Aurélie, soutenue par sa famille et ses amis. LP/Sébastien Blondé
Aurélie, soutenue par sa famille et ses amis. LP/Sébastien Blondé  

Aurélie, elle, n'avait pas encore d'eau dans la maison ce dimanche midi. « Mais ça monte encore, remarque-t-elle. J'attends de voir comment cela se passe, car il faudra que j'emmène mon chien et mon chat ailleurs. Pour l'instant, je reste chez moi, notamment pour éviter un cambriolage. Et comme j'ai des voisins qui partent, je vais garder un œil sur les maisons. »

Pourtant, «on en attendait quatre fois plus» en préfecture

Un peu plus loin, une dame prend en photo un jardin inondé. « Ma fille avait repéré cette maison et était intéressée pour l'acheter, explique cette habitante depuis 5 ans, des hauteurs de la ville. Je suis donc venue voir ce que cela donnait aujourd'hui. Je voyais à peu près où se situait cette maison et à moins de 200 000 euros, c'était bien dans le bas d'Esbly, forcément… Tant pis pour ma fille, on cherchera autre chose. »

En préfecture de Seine-et-Marne, en début d'après-midi, on observait sur une stabilisation de la situation. « Les précipitations prévues ce dimanche sont nettement inférieures aux prévisions de vendredi. On en attendait quatre fois plus », indique-t-on au cabinet du préfet.
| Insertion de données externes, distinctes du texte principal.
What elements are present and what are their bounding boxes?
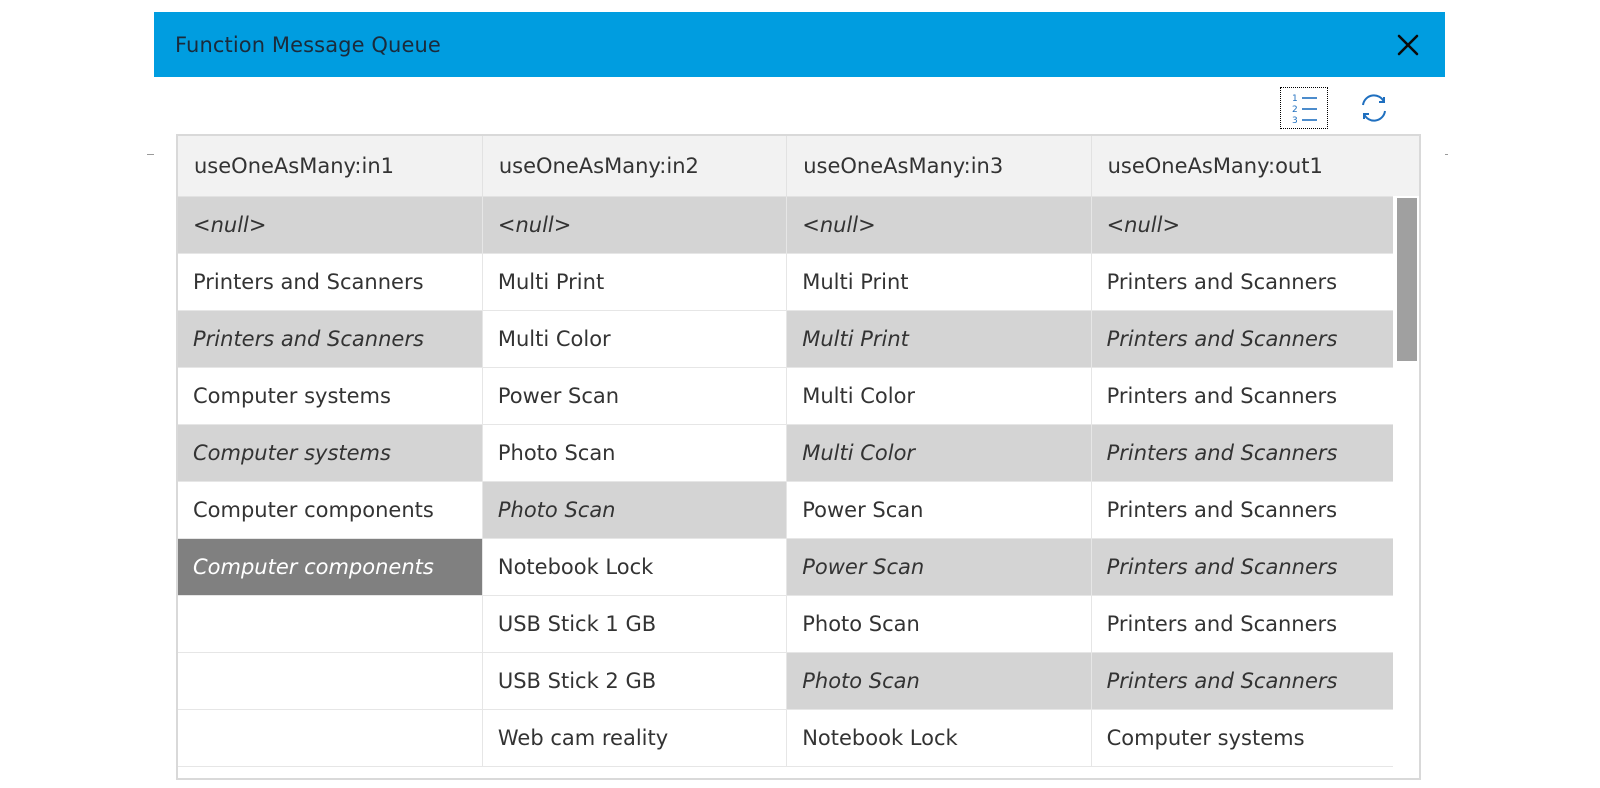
cell-in3[interactable]: Multi Print [786,310,1092,368]
cell-in1[interactable] [178,652,483,710]
cell-in1[interactable]: Computer systems [178,424,483,482]
table-row[interactable]: USB Stick 1 GB Photo Scan Printers and Sca… [178,595,1400,653]
cell-out1[interactable]: Printers and Scanners [1091,424,1400,482]
cell-in1[interactable]: <null> [178,196,483,254]
numbered-list-icon: 1 2 3 [1292,94,1317,125]
cell-in3[interactable]: Photo Scan [786,595,1092,653]
svg-text:1: 1 [1292,94,1298,104]
cell-out1[interactable]: Printers and Scanners [1091,253,1400,311]
cell-in2[interactable]: Web cam reality [482,709,788,767]
cell-in3[interactable]: Multi Color [786,424,1092,482]
cell-in1[interactable] [178,709,483,767]
edge-mark-right [1445,154,1448,155]
cell-out1[interactable]: Printers and Scanners [1091,367,1400,425]
cell-in2[interactable]: Multi Color [482,310,788,368]
table-row[interactable]: Computer systems Power Scan Multi Color Pri… [178,367,1400,425]
cell-in3[interactable]: Multi Color [786,367,1092,425]
cell-in1[interactable]: Computer components [178,481,483,539]
function-message-queue-dialog: Function Message Queue 1 2 3 useOneAsMan… [154,12,1445,788]
table-row[interactable]: Printers and Scanners Multi Print Multi Pr… [178,253,1400,311]
svg-text:3: 3 [1292,116,1298,125]
cell-out1[interactable]: Printers and Scanners [1091,481,1400,539]
table-row[interactable]: USB Stick 2 GB Photo Scan Printers and Sca… [178,652,1400,710]
cell-out1[interactable]: Printers and Scanners [1091,538,1400,596]
cell-in2[interactable]: Notebook Lock [482,538,788,596]
cell-out1[interactable]: Computer systems [1091,709,1400,767]
close-icon [1397,34,1419,55]
cell-in3[interactable]: Power Scan [786,481,1092,539]
table-row[interactable]: Web cam reality Notebook Lock Computer sys… [178,709,1400,767]
column-header-in2[interactable]: useOneAsMany:in2 [482,136,788,197]
table-header-row: useOneAsMany:in1 useOneAsMany:in2 useOne… [178,136,1400,197]
table-row[interactable]: Computer systems Photo Scan Multi Color Pri… [178,424,1400,482]
cell-in2[interactable]: <null> [482,196,788,254]
column-header-in3[interactable]: useOneAsMany:in3 [786,136,1092,197]
vertical-scrollbar[interactable] [1393,196,1419,778]
cell-out1[interactable]: Printers and Scanners [1091,595,1400,653]
cell-in2[interactable]: USB Stick 2 GB [482,652,788,710]
cell-out1[interactable]: Printers and Scanners [1091,310,1400,368]
cell-in1[interactable]: Printers and Scanners [178,310,483,368]
queue-grid: useOneAsMany:in1 useOneAsMany:in2 useOne… [178,136,1400,767]
close-button[interactable] [1393,30,1423,60]
cell-in3[interactable]: Notebook Lock [786,709,1092,767]
dialog-toolbar: 1 2 3 [1280,85,1398,131]
column-header-in1[interactable]: useOneAsMany:in1 [178,136,483,197]
refresh-button[interactable] [1350,87,1398,129]
table-row[interactable]: Computer components Notebook Lock Power Sc… [178,538,1400,596]
cell-out1[interactable]: <null> [1091,196,1400,254]
cell-in3[interactable]: <null> [786,196,1092,254]
table-row[interactable]: <null> <null> <null> <null> [178,196,1400,254]
cell-in3[interactable]: Power Scan [786,538,1092,596]
cell-in1[interactable]: Printers and Scanners [178,253,483,311]
header-filler [1393,136,1419,196]
cell-in1[interactable] [178,595,483,653]
cell-out1[interactable]: Printers and Scanners [1091,652,1400,710]
dialog-title: Function Message Queue [175,32,441,57]
refresh-icon [1362,94,1386,122]
cell-in2[interactable]: Power Scan [482,367,788,425]
column-header-out1[interactable]: useOneAsMany:out1 [1091,136,1400,197]
cell-in2[interactable]: Multi Print [482,253,788,311]
message-queue-table: useOneAsMany:in1 useOneAsMany:in2 useOne… [176,134,1421,780]
cell-in3[interactable]: Photo Scan [786,652,1092,710]
table-row[interactable]: Printers and Scanners Multi Color Multi Pr… [178,310,1400,368]
cell-in2[interactable]: Photo Scan [482,424,788,482]
scrollbar-thumb[interactable] [1397,198,1417,361]
cell-in2[interactable]: Photo Scan [482,481,788,539]
line-numbers-button[interactable]: 1 2 3 [1280,87,1328,129]
cell-in2[interactable]: USB Stick 1 GB [482,595,788,653]
dialog-title-bar: Function Message Queue [154,12,1445,77]
cell-in3[interactable]: Multi Print [786,253,1092,311]
cell-in1[interactable]: Computer components [178,538,483,596]
cell-in1[interactable]: Computer systems [178,367,483,425]
svg-text:2: 2 [1292,105,1298,115]
table-row[interactable]: Computer components Photo Scan Power Scan P… [178,481,1400,539]
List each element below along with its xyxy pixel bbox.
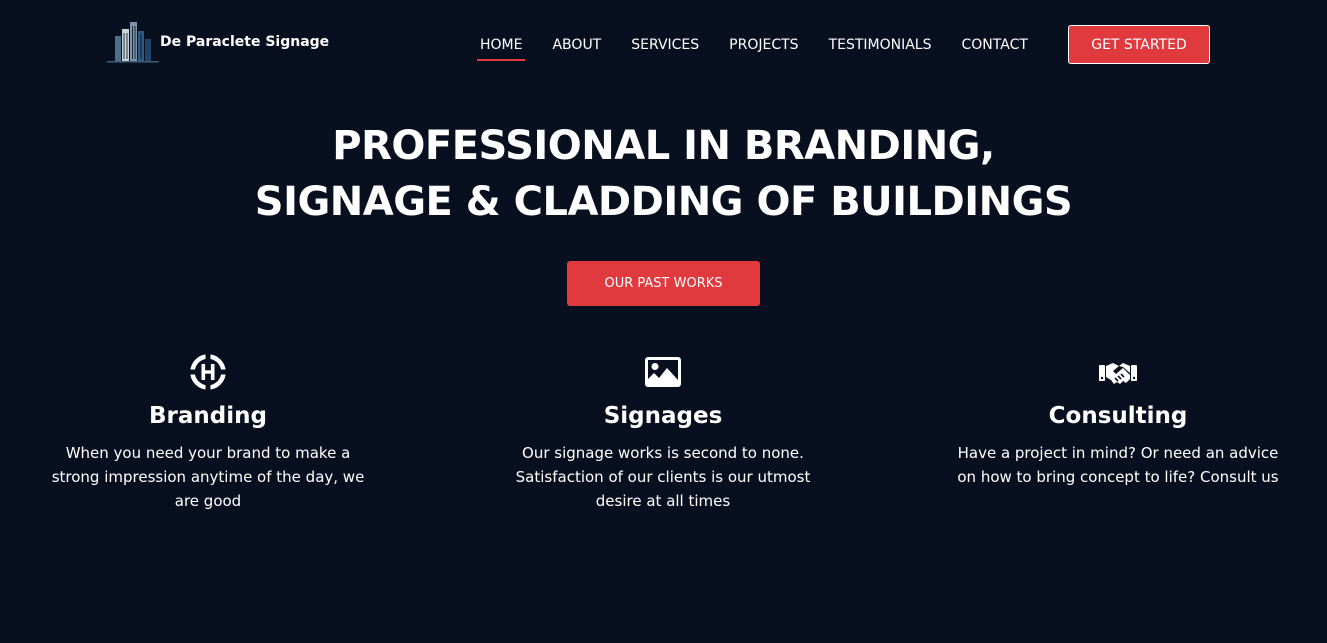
nav-item-home[interactable]: HOME bbox=[476, 36, 527, 61]
feature-description: Our signage works is second to none. Sat… bbox=[515, 444, 811, 510]
main-nav: HOME ABOUT SERVICES PROJECTS TESTIMONIAL… bbox=[476, 36, 1028, 61]
hero-title-line-1: PROFESSIONAL IN BRANDING, bbox=[332, 123, 995, 169]
site-header: De Paraclete Signage HOME ABOUT SERVICES… bbox=[0, 0, 1327, 90]
our-past-works-button[interactable]: OUR PAST WORKS bbox=[567, 261, 760, 306]
feature-signages: Signages Our signage works is second to … bbox=[493, 353, 833, 513]
feature-title: Consulting bbox=[1048, 403, 1188, 429]
brand-link[interactable]: De Paraclete Signage bbox=[105, 20, 329, 64]
feature-title: Signages bbox=[603, 403, 723, 429]
get-started-button[interactable]: GET STARTED bbox=[1068, 25, 1210, 64]
brand-name: De Paraclete Signage bbox=[160, 34, 330, 50]
nav-item-testimonials[interactable]: TESTIMONIALS bbox=[829, 36, 932, 54]
feature-branding: Branding When you need your brand to mak… bbox=[38, 353, 378, 513]
helipad-icon bbox=[189, 353, 227, 391]
building-logo-icon bbox=[107, 22, 159, 63]
hero-title: PROFESSIONAL IN BRANDING, SIGNAGE & CLAD… bbox=[0, 118, 1327, 230]
feature-description: Have a project in mind? Or need an advic… bbox=[957, 444, 1279, 486]
feature-title: Branding bbox=[149, 403, 267, 429]
nav-item-projects[interactable]: PROJECTS bbox=[729, 36, 798, 54]
handshake-icon bbox=[1099, 363, 1137, 384]
feature-consulting: Consulting Have a project in mind? Or ne… bbox=[948, 353, 1288, 489]
hero-title-line-2: SIGNAGE & CLADDING OF BUILDINGS bbox=[254, 179, 1073, 225]
nav-item-about[interactable]: ABOUT bbox=[552, 36, 601, 54]
nav-item-contact[interactable]: CONTACT bbox=[962, 36, 1028, 54]
image-icon bbox=[645, 357, 681, 387]
nav-item-services[interactable]: SERVICES bbox=[631, 36, 699, 54]
feature-description: When you need your brand to make a stron… bbox=[51, 444, 365, 510]
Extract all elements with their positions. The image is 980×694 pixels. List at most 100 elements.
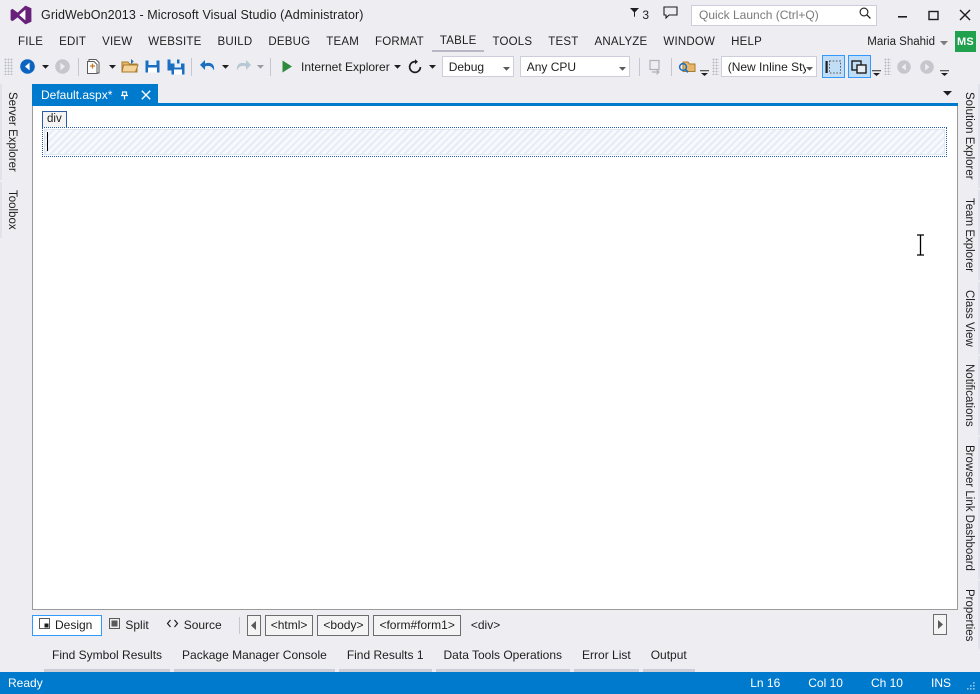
start-debug-target-label[interactable]: Internet Explorer [298, 60, 392, 74]
design-view-button[interactable]: Design [32, 614, 103, 636]
save-icon[interactable] [141, 55, 164, 78]
navigate-back-icon[interactable] [16, 55, 39, 78]
menu-item-edit[interactable]: EDIT [51, 33, 94, 51]
toolbar-separator [78, 57, 79, 76]
menu-item-file[interactable]: FILE [10, 33, 51, 51]
find-in-files-icon[interactable] [676, 55, 699, 78]
sidebar-item-notifications[interactable]: Notifications [959, 356, 980, 436]
menu-item-website[interactable]: WEBSITE [140, 33, 209, 51]
tab-data-tools-operations[interactable]: Data Tools Operations [435, 642, 571, 672]
nav-next-icon[interactable] [916, 55, 939, 78]
refresh-icon[interactable] [404, 55, 427, 78]
close-icon[interactable] [949, 0, 980, 30]
feedback-speech-bubble-icon[interactable] [663, 6, 678, 24]
tab-output[interactable]: Output [642, 642, 695, 672]
toolbar-grip[interactable] [711, 58, 719, 75]
sidebar-item-toolbox[interactable]: Toolbox [0, 181, 22, 238]
quick-launch-box[interactable] [691, 4, 877, 26]
search-input[interactable] [699, 8, 858, 22]
sidebar-item-server-explorer[interactable]: Server Explorer [0, 84, 22, 180]
refresh-dropdown[interactable] [427, 55, 439, 78]
sidebar-item-class-view[interactable]: Class View [959, 281, 980, 355]
menu-item-help[interactable]: HELP [723, 33, 770, 51]
pin-icon[interactable] [116, 86, 133, 104]
split-view-button[interactable]: Split [102, 615, 158, 636]
tag-navigator-body[interactable]: <body> [317, 614, 370, 636]
chevron-down-icon[interactable] [805, 60, 813, 74]
undo-icon[interactable] [196, 55, 219, 78]
sidebar-item-team-explorer[interactable]: Team Explorer [959, 189, 980, 280]
tab-find-symbol-results[interactable]: Find Symbol Results [44, 642, 171, 672]
status-insert-mode[interactable]: INS [917, 676, 965, 690]
viewbar-separator [238, 616, 240, 634]
tab-package-manager-console[interactable]: Package Manager Console [174, 642, 335, 672]
start-debug-play-icon[interactable] [275, 55, 298, 78]
avatar[interactable]: MS [955, 31, 976, 52]
tag-navigator-html[interactable]: <html> [264, 614, 314, 636]
menu-item-window[interactable]: WINDOW [655, 33, 723, 51]
visual-studio-window: GridWebOn2013 - Microsoft Visual Studio … [0, 0, 980, 694]
toolbar-overflow-icon[interactable] [699, 55, 710, 78]
div-element-block[interactable] [42, 127, 947, 157]
attach-style-sheet-icon[interactable] [847, 55, 871, 78]
tag-navigator-div[interactable]: <div> [465, 615, 506, 636]
resize-grip-icon[interactable] [965, 672, 978, 694]
solution-configuration-combo[interactable]: Debug [441, 56, 514, 77]
menu-item-team[interactable]: TEAM [318, 33, 367, 51]
split-view-icon [109, 618, 121, 632]
sidebar-item-browser-link-dashboard[interactable]: Browser Link Dashboard [959, 437, 980, 579]
search-icon[interactable] [858, 6, 872, 25]
design-view-icon [39, 618, 50, 632]
selected-tag-badge[interactable]: div [42, 111, 67, 128]
flag-icon [628, 6, 641, 24]
nav-toolbar-overflow-icon[interactable] [939, 55, 950, 78]
new-item-icon[interactable] [83, 55, 106, 78]
main-area: Server Explorer Toolbox Default.aspx* di… [0, 80, 980, 672]
source-view-button[interactable]: Source [159, 615, 232, 636]
style-application-icon[interactable] [821, 55, 845, 78]
solution-platform-combo[interactable]: Any CPU [519, 56, 630, 77]
menu-item-test[interactable]: TEST [540, 33, 586, 51]
undo-dropdown[interactable] [219, 55, 231, 78]
navigate-forward-icon[interactable] [51, 55, 74, 78]
chevron-down-icon[interactable] [502, 60, 510, 74]
nav-previous-icon[interactable] [893, 55, 916, 78]
style-application-target-combo[interactable]: (New Inline Style [720, 56, 817, 77]
menu-item-format[interactable]: FORMAT [367, 33, 432, 51]
menu-item-analyze[interactable]: ANALYZE [586, 33, 655, 51]
redo-dropdown[interactable] [254, 55, 266, 78]
minimize-icon[interactable] [887, 0, 918, 30]
sidebar-item-properties[interactable]: Properties [959, 580, 980, 650]
new-item-dropdown[interactable] [106, 55, 118, 78]
open-file-icon[interactable] [118, 55, 141, 78]
tab-error-list[interactable]: Error List [574, 642, 639, 672]
tab-find-results-1[interactable]: Find Results 1 [338, 642, 432, 672]
close-icon[interactable] [137, 86, 154, 104]
start-debug-dropdown[interactable] [392, 55, 404, 78]
notifications-button[interactable]: 3 [628, 6, 649, 24]
style-toolbar-overflow-icon[interactable] [871, 55, 882, 78]
scroll-left-arrow-icon[interactable] [246, 614, 261, 636]
scroll-right-arrow-icon[interactable] [933, 614, 947, 635]
toolbar-separator [638, 57, 640, 76]
maximize-icon[interactable] [918, 0, 949, 30]
navigate-back-dropdown[interactable] [39, 55, 51, 78]
save-all-icon[interactable] [164, 55, 187, 78]
menu-item-tools[interactable]: TOOLS [484, 33, 540, 51]
toolbar-grip[interactable] [883, 58, 891, 75]
chevron-down-icon[interactable] [940, 33, 948, 51]
menu-item-view[interactable]: VIEW [94, 33, 140, 51]
sidebar-item-solution-explorer[interactable]: Solution Explorer [959, 84, 980, 188]
tag-navigator-form[interactable]: <form#form1> [373, 614, 461, 636]
menu-item-table[interactable]: TABLE [431, 32, 485, 52]
toolbar-grip[interactable] [4, 58, 13, 75]
redo-icon[interactable] [231, 55, 254, 78]
left-tool-window-tabs: Server Explorer Toolbox [0, 80, 22, 672]
step-into-icon[interactable] [644, 55, 667, 78]
chevron-down-icon[interactable] [618, 60, 626, 74]
chevron-down-icon[interactable] [943, 83, 952, 101]
account-group[interactable]: Maria Shahid MS [867, 30, 976, 53]
menu-item-debug[interactable]: DEBUG [260, 33, 318, 51]
design-view-surface[interactable]: div [32, 106, 958, 610]
menu-item-build[interactable]: BUILD [209, 33, 260, 51]
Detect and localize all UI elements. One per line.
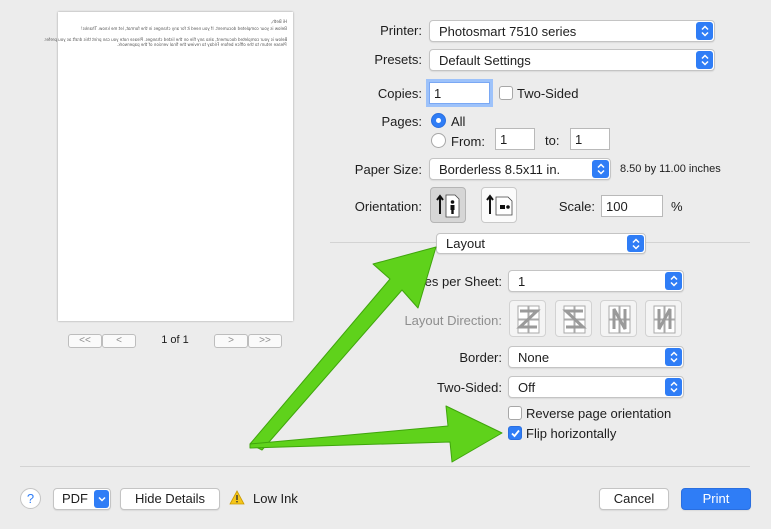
annotation-arrow-to-layout	[249, 246, 437, 451]
chevron-down-icon	[94, 490, 109, 508]
pdf-menu-button[interactable]: PDF	[53, 488, 111, 510]
pdf-label: PDF	[62, 491, 88, 506]
print-button[interactable]: Print	[681, 488, 751, 510]
footer-divider	[20, 466, 750, 467]
annotation-arrows-overlay	[249, 246, 503, 463]
warning-icon	[229, 490, 245, 505]
help-button[interactable]: ?	[20, 488, 41, 509]
cancel-button[interactable]: Cancel	[599, 488, 669, 510]
low-ink-warning: Low Ink	[253, 491, 298, 506]
hide-details-button[interactable]: Hide Details	[120, 488, 220, 510]
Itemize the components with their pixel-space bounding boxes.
La rue Parmentier fait partie de celles qui ont disparu sous l’eau. LP/Sébastien Blondé
La rue Parmentier fait partie de celles qui ont disparu sous l’eau. LP/Sébastien Blondé  

Mais l'eau va quand même continuer à monter un peu. A Condé-Sainte-Libiaire, commune voisine d'Esbly où l'on est aussi habitué aux crues, l'école primaire a été fermée. La cour de l'école est en effet inondée.

La classe aura bien lieu quand même ce lundi, mais à l'espace Georges-Pompidou, qui a été aménagé en conséquence. Par ailleurs, les sous-sols d'une quarantaine de pavillons sont aussi inondés, « sans générer de départ des familles », précise-t-on en préfecture. Qui ajoute que la gendarmerie se tient prête à surveiller les maisons délaissées par leurs propriétaires, afin de lutter contre d'éventuels pillages.